Tuesday, May 05, 2009

Drinking To Forget

He is about 175 years old, he apparently stopped changing when he reached Hugh Jackman's age, and neither he, nor we, find out how he developed such an interesting mutation.

-Ebert

The rest of his review is about like that. Ebert completely rejects Wolverine as a character. More to the point, his heart and mind apparently can't comprehend the X-Men. Mutants are simply mutants. We don't concern ourselves with the how and why. Their powers are revealed to them through the course of puberty. Our curiosity was not that he had claws, but that they were made of adamantium.

In any case, Wolverine is best left alone. He winds up joining the X-Men in the midst of a multiple-year amnesia bender, unaware of how he got his shiny new bones. Why anyone ever wanted to spoil that wonderful premise with an explanation, I could never figure out. Thankfully, you won't remember much of Gavin Hood's sloppy follow-up to X3, since the final act works as its own adamantium bullet to your brain.

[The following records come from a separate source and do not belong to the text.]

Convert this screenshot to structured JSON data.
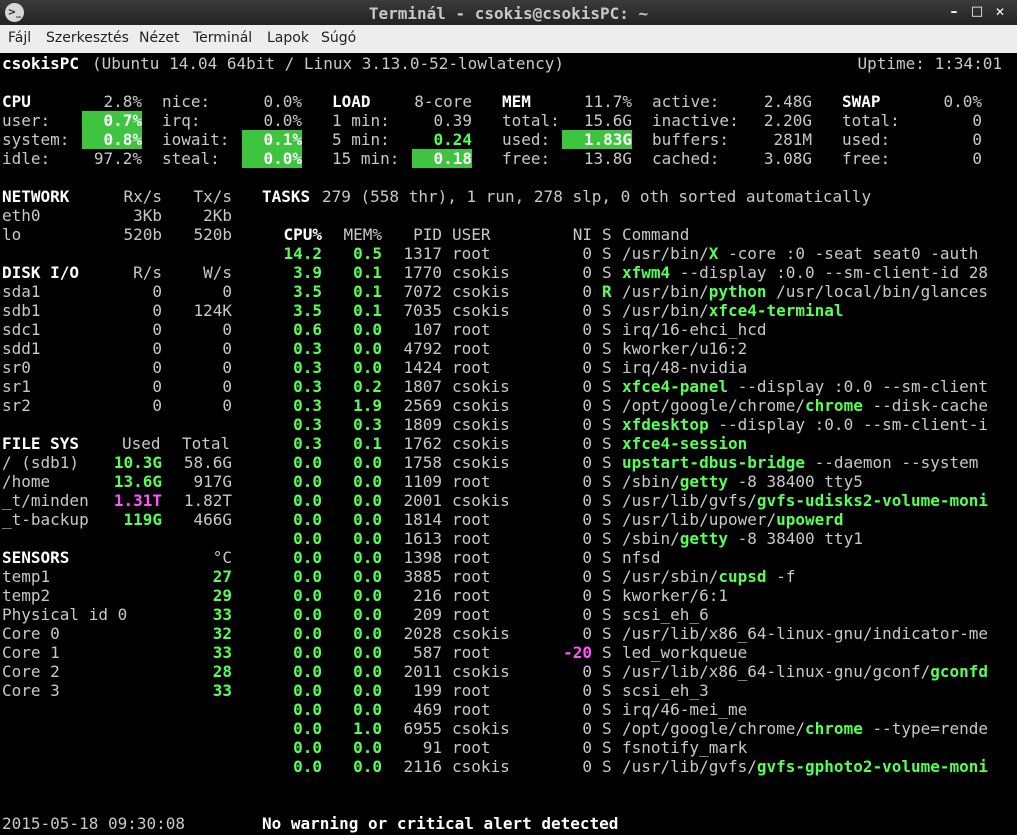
{
  "window": {
    "title": "Terminál - csokis@csokisPC: ~",
    "icon": "terminal-icon",
    "min": "–",
    "max": "□",
    "close": "✕"
  },
  "menu": [
    "Fájl",
    "Szerkesztés",
    "Nézet",
    "Terminál",
    "Lapok",
    "Súgó"
  ],
  "header": {
    "host": "csokisPC",
    "info": "(Ubuntu 14.04 64bit / Linux 3.13.0-52-lowlatency)",
    "uptime": "Uptime: 1:34:01"
  },
  "cpu": {
    "title": "CPU",
    "total": "2.8%",
    "user_l": "user:",
    "user": "0.7%",
    "system_l": "system:",
    "system": "0.8%",
    "idle_l": "idle:",
    "idle": "97.2%",
    "nice_l": "nice:",
    "nice": "0.0%",
    "irq_l": "irq:",
    "irq": "0.0%",
    "iowait_l": "iowait:",
    "iowait": "0.1%",
    "steal_l": "steal:",
    "steal": "0.0%"
  },
  "load": {
    "title": "LOAD",
    "cores": "8-core",
    "m1_l": "1 min:",
    "m1": "0.39",
    "m5_l": "5 min:",
    "m5": "0.24",
    "m15_l": "15 min:",
    "m15": "0.18"
  },
  "mem": {
    "title": "MEM",
    "pct": "11.7%",
    "total_l": "total:",
    "total": "15.6G",
    "used_l": "used:",
    "used": "1.83G",
    "free_l": "free:",
    "free": "13.8G",
    "active_l": "active:",
    "active": "2.48G",
    "inactive_l": "inactive:",
    "inactive": "2.20G",
    "buffers_l": "buffers:",
    "buffers": "281M",
    "cached_l": "cached:",
    "cached": "3.08G"
  },
  "swap": {
    "title": "SWAP",
    "pct": "0.0%",
    "total_l": "total:",
    "total": "0",
    "used_l": "used:",
    "used": "0",
    "free_l": "free:",
    "free": "0"
  },
  "network": {
    "title": "NETWORK",
    "rx": "Rx/s",
    "tx": "Tx/s",
    "rows": [
      [
        "eth0",
        "3Kb",
        "2Kb"
      ],
      [
        "lo",
        "520b",
        "520b"
      ]
    ]
  },
  "disk": {
    "title": "DISK I/O",
    "r": "R/s",
    "w": "W/s",
    "rows": [
      [
        "sda1",
        "0",
        "0"
      ],
      [
        "sdb1",
        "0",
        "124K"
      ],
      [
        "sdc1",
        "0",
        "0"
      ],
      [
        "sdd1",
        "0",
        "0"
      ],
      [
        "sr0",
        "0",
        "0"
      ],
      [
        "sr1",
        "0",
        "0"
      ],
      [
        "sr2",
        "0",
        "0"
      ]
    ]
  },
  "fs": {
    "title": "FILE SYS",
    "used": "Used",
    "total": "Total",
    "rows": [
      [
        "/ (sdb1)",
        "10.3G",
        "58.6G"
      ],
      [
        "/home",
        "13.6G",
        "917G"
      ],
      [
        "_t/minden",
        "1.31T",
        "1.82T"
      ],
      [
        "_t-backup",
        "119G",
        "466G"
      ]
    ]
  },
  "sensors": {
    "title": "SENSORS",
    "unit": "°C",
    "rows": [
      [
        "temp1",
        "27"
      ],
      [
        "temp2",
        "29"
      ],
      [
        "Physical id 0",
        "33"
      ],
      [
        "Core 0",
        "32"
      ],
      [
        "Core 1",
        "33"
      ],
      [
        "Core 2",
        "28"
      ],
      [
        "Core 3",
        "33"
      ]
    ]
  },
  "tasks": {
    "title": "TASKS",
    "summary": "279 (558 thr), 1 run, 278 slp, 0 oth sorted automatically"
  },
  "proc_header": {
    "cpu": "CPU%",
    "mem": "MEM%",
    "pid": "PID",
    "user": "USER",
    "ni": "NI",
    "s": "S",
    "cmd": "Command"
  },
  "procs": [
    [
      "14.2",
      "0.5",
      "1317",
      "root",
      "0",
      "S",
      "/usr/bin/",
      "X",
      " -core :0 -seat seat0 -auth"
    ],
    [
      "3.9",
      "0.1",
      "1770",
      "csokis",
      "0",
      "S",
      "",
      "xfwm4",
      " --display :0.0 --sm-client-id 28"
    ],
    [
      "3.5",
      "0.1",
      "7072",
      "csokis",
      "0",
      "R",
      "/usr/bin/",
      "python",
      " /usr/local/bin/glances"
    ],
    [
      "3.5",
      "0.1",
      "7035",
      "csokis",
      "0",
      "S",
      "/usr/bin/",
      "xfce4-terminal",
      ""
    ],
    [
      "0.6",
      "0.0",
      "107",
      "root",
      "0",
      "S",
      "irq/16-ehci_hcd",
      "",
      ""
    ],
    [
      "0.3",
      "0.0",
      "4792",
      "root",
      "0",
      "S",
      "kworker/u16:2",
      "",
      ""
    ],
    [
      "0.3",
      "0.0",
      "1424",
      "root",
      "0",
      "S",
      "irq/48-nvidia",
      "",
      ""
    ],
    [
      "0.3",
      "0.2",
      "1807",
      "csokis",
      "0",
      "S",
      "",
      "xfce4-panel",
      " --display :0.0 --sm-client"
    ],
    [
      "0.3",
      "1.9",
      "2569",
      "csokis",
      "0",
      "S",
      "/opt/google/chrome/",
      "chrome",
      " --disk-cache"
    ],
    [
      "0.3",
      "0.3",
      "1809",
      "csokis",
      "0",
      "S",
      "",
      "xfdesktop",
      " --display :0.0 --sm-client-i"
    ],
    [
      "0.3",
      "0.1",
      "1762",
      "csokis",
      "0",
      "S",
      "",
      "xfce4-session",
      ""
    ],
    [
      "0.0",
      "0.0",
      "1758",
      "csokis",
      "0",
      "S",
      "",
      "upstart-dbus-bridge",
      " --daemon --system"
    ],
    [
      "0.0",
      "0.0",
      "1109",
      "root",
      "0",
      "S",
      "/sbin/",
      "getty",
      " -8 38400 tty5"
    ],
    [
      "0.0",
      "0.0",
      "2001",
      "csokis",
      "0",
      "S",
      "/usr/lib/gvfs/",
      "gvfs-udisks2-volume-moni",
      ""
    ],
    [
      "0.0",
      "0.0",
      "1814",
      "root",
      "0",
      "S",
      "/usr/lib/upower/",
      "upowerd",
      ""
    ],
    [
      "0.0",
      "0.0",
      "1613",
      "root",
      "0",
      "S",
      "/sbin/",
      "getty",
      " -8 38400 tty1"
    ],
    [
      "0.0",
      "0.0",
      "1398",
      "root",
      "0",
      "S",
      "nfsd",
      "",
      ""
    ],
    [
      "0.0",
      "0.0",
      "3885",
      "root",
      "0",
      "S",
      "/usr/sbin/",
      "cupsd",
      " -f"
    ],
    [
      "0.0",
      "0.0",
      "216",
      "root",
      "0",
      "S",
      "kworker/6:1",
      "",
      ""
    ],
    [
      "0.0",
      "0.0",
      "209",
      "root",
      "0",
      "S",
      "scsi_eh_6",
      "",
      ""
    ],
    [
      "0.0",
      "0.0",
      "2028",
      "csokis",
      "0",
      "S",
      "/usr/lib/x86_64-linux-gnu/indicator-me",
      "",
      ""
    ],
    [
      "0.0",
      "0.0",
      "587",
      "root",
      "-20",
      "S",
      "led_workqueue",
      "",
      ""
    ],
    [
      "0.0",
      "0.0",
      "2011",
      "csokis",
      "0",
      "S",
      "/usr/lib/x86_64-linux-gnu/gconf/",
      "gconfd",
      ""
    ],
    [
      "0.0",
      "0.0",
      "199",
      "root",
      "0",
      "S",
      "scsi_eh_3",
      "",
      ""
    ],
    [
      "0.0",
      "0.0",
      "469",
      "root",
      "0",
      "S",
      "irq/46-mei_me",
      "",
      ""
    ],
    [
      "0.0",
      "1.0",
      "6955",
      "csokis",
      "0",
      "S",
      "/opt/google/chrome/",
      "chrome",
      " --type=rende"
    ],
    [
      "0.0",
      "0.0",
      "91",
      "root",
      "0",
      "S",
      "fsnotify_mark",
      "",
      ""
    ],
    [
      "0.0",
      "0.0",
      "2116",
      "csokis",
      "0",
      "S",
      "/usr/lib/gvfs/",
      "gvfs-gphoto2-volume-moni",
      ""
    ]
  ],
  "footer": {
    "datetime": "2015-05-18 09:30:08",
    "alert": "No warning or critical alert detected"
  },
  "colors": {
    "highlight": "#3ec43e",
    "bright_green": "#55ff55",
    "magenta": "#ff55ff"
  }
}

The various bits of angst levelled at Wolverine, in direct conflict with those 13 year-olds and 13 year-olds-at-heart who seemed to genuinely enjoy the flick, are not feelings I'm able to match. It's a better film than, oh, Fantastic Four 1 & 2, Ghostrider, X-3, Spider-Man 3, Daredevil, Elektra, etc. Spider-Man 1 & 2, X-Men 1 & 2, Iron Man and The Hulk, were all, well, quite good movies. The badness of some of the other Marvel properties only underlines that.

Should Wolverine have been better? My God, yes. Still, I'm not angry, but I look forward to Holly's review. Her reaction snapped me out of a complacent stupor.

Because, folks, much of the movie is pretty bad. I got through it rolling my eyes here and there, but, not expecting much to begin with, had what fun I could.

The bad: There is dialogue and incident that resorts at every possible turn to cliche. There are many moments you will see coming from eight plot points away. For all of Ebert's fawning over Gavin Hood's previous flicks, Hood's other work is no less maudlin. Hood peppers this film with half-sketched themes of imperialism and social injustice. The script he's relying on doesn't really justify his exploration of those issues, but perhaps we can be thankful a Wolverine flick doesn't become Tsotsi with claws.

If you're expecting darkness akin to the new Batman series or the kind of humor we saw in previous X-Men or Spider-Man movies (pre third installments), get ready to be disappointed. Wolverine is portentous when it should be light and corny when it should be earnest. It wastes Gambit, and completely ruins our expectations for Deadpool. Perhaps there hasn't been enough distance between this and the previous X-Men film. A complete reboot was probably our only hope, and by that point Hugh Jackman would've aged more noticeably than Wolverine ever would.

There is good in the film, though: Will i Am has his moments. Dominic Monaghan has a nice, brief bit of screen time as an electricity manipulator. Ryan Reynolds is more enjoyable than I've ever seen him as the mutant who becomes Deadpool. Danny Huston is more reliable than the movie deserves. Some of the action scenes are fun, financial-cut-corners and cheap special effects notwithstanding.

Then there's Liev Schreiber, furious, fearsome and engaging, the whole way through. His Sabretooth is the one durable character in the film. I wanted more of him, par for the course with Schreiber characters. Jackman is fine, but he's given too much camp and too little gravitas to inhabit here. Too bad, but again, why did we even need this movie?